Elle indique avoir demandé à M. [B] s'il était envisageable d'étendre les fonctions de chargée de communication du lycée de Mme [W] à la formation continue mais que ce dernier a répondu qu'il n'y avait pas de modifications à apporter et qu'elle pouvait s'adresser à Mme [W] en ajoutant qu' « elle fera bien ce qu'on lui demandera ».

Mme [E] précise que le 10 décembre 2019 lors de la deuxième rencontre du nouveau conseil de direction, mis en place par M. [B], la nouvelle composition « excluait la chargée de communication » alors qu'il a été proposé aux membres de choisir un nouveau nom pour le lycée. L'absence de Mme [W] dans ce type de démarche ayant interpellé et certains membres du comité ayant d'ailleurs interrogé le directeur pour savoir s'il ne serait pas judicieux de réaliser cette démarche avec Mme [W] mais la réunion a suivi son cours.

Elle témoigne également que lors d'un passage dans le bureau de M. [B], celui-ci l'a interrogée sur ses rapports avec Mme [W] cherchant à savoir s'il était en contact régulier avec elle... elle était en arrêt maladie et il a insisté pour savoir si elle avait un moyen de la contacter car il cherchait à obtenir les codes d'accès aux réseaux sociaux du lycée en vain. Mme [E] lui a dit qu'elle préférait ne pas être dérangée ; il a indiqué que l'arrêt étant probablement tant personnel que professionnel et que dans tous les cas, elle n'était pas joignable et que de faute de communication, le travail des collègues n'étaient pas valorisés et qu'ils étaient inquiets.

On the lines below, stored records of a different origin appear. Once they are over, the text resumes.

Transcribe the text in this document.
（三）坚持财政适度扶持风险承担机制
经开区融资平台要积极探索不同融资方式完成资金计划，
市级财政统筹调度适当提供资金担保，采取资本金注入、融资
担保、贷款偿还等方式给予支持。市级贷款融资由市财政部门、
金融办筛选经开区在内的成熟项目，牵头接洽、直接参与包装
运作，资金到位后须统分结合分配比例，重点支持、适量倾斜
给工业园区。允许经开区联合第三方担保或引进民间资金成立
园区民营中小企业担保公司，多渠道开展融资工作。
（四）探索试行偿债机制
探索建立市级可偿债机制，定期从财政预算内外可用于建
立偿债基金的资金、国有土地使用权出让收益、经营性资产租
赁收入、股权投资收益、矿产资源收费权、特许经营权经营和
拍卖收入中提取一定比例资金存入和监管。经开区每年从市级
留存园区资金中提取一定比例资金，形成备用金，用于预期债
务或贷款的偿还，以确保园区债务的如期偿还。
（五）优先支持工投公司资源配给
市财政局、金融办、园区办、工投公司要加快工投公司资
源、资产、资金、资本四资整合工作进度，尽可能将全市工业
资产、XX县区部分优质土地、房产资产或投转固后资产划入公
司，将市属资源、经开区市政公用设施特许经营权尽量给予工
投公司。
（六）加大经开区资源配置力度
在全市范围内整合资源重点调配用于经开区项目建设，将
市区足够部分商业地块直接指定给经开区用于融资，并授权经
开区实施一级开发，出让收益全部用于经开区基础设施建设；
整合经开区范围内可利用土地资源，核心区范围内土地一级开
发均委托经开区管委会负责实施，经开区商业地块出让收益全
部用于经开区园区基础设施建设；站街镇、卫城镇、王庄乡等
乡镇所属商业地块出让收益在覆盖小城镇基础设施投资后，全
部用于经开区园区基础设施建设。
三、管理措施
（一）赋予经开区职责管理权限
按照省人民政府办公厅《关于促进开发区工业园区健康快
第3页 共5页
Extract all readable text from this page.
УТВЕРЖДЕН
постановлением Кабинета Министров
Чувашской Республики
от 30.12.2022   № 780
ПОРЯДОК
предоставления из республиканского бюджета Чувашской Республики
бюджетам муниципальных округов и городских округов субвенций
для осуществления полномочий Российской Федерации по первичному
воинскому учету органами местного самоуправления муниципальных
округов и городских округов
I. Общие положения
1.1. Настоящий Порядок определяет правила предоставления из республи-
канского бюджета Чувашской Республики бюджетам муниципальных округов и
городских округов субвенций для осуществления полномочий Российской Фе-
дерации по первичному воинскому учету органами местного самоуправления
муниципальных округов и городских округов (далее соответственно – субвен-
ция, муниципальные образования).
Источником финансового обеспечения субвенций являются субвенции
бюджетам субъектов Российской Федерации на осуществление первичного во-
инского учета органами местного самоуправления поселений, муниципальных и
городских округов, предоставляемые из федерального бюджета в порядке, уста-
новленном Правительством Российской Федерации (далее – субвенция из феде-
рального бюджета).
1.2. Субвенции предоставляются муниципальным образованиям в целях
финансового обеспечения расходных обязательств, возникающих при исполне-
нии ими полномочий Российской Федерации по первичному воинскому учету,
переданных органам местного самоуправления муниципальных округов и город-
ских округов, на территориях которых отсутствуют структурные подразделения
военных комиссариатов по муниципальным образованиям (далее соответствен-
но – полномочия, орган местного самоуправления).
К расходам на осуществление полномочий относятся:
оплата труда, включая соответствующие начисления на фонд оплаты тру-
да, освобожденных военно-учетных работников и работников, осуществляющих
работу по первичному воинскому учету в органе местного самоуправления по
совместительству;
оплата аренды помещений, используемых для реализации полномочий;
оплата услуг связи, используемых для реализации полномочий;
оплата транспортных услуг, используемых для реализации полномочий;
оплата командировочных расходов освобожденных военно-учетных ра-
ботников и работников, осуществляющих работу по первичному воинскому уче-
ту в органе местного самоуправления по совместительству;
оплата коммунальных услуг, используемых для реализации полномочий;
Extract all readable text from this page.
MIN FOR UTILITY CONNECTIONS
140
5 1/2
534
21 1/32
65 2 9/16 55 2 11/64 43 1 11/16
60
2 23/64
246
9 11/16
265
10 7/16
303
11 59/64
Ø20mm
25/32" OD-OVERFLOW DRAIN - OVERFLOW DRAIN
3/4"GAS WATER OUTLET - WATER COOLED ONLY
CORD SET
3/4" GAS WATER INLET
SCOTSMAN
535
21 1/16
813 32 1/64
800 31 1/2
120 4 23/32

Lors de la réunion plénière du 13 décembre 2019, M. [B] a demandé à l'assemblée s'il y avait un volontaire pour reprendre la responsabilité des réseaux sociaux car il ne pouvait pas savoir jusqu'à quand Mme [W] serait absente précisant que si son arrêt de travail se finissait prochainement et qu'il serait sans doute prolongé. Le 31 janvier 2020, M. [B] a convoqué une réunion plénière exceptionnelle pour annoncer des recrutements importants dont un chargé de communication à temps plein. Certains collègues se sont étonnés et ont demandé si ce poste s'additionnait à celui de Mme [W] et il a répondu qu'il n'y avait pas lieu de s'inquiéter, qu'il n'y aurait pas de dépenses supplémentaires que Mme [W] était « de toute façon sur la tangente » et il a précisé que le chargé de communication pourrait prendre ses fonctions avant la fin de l'année scolaire en cours.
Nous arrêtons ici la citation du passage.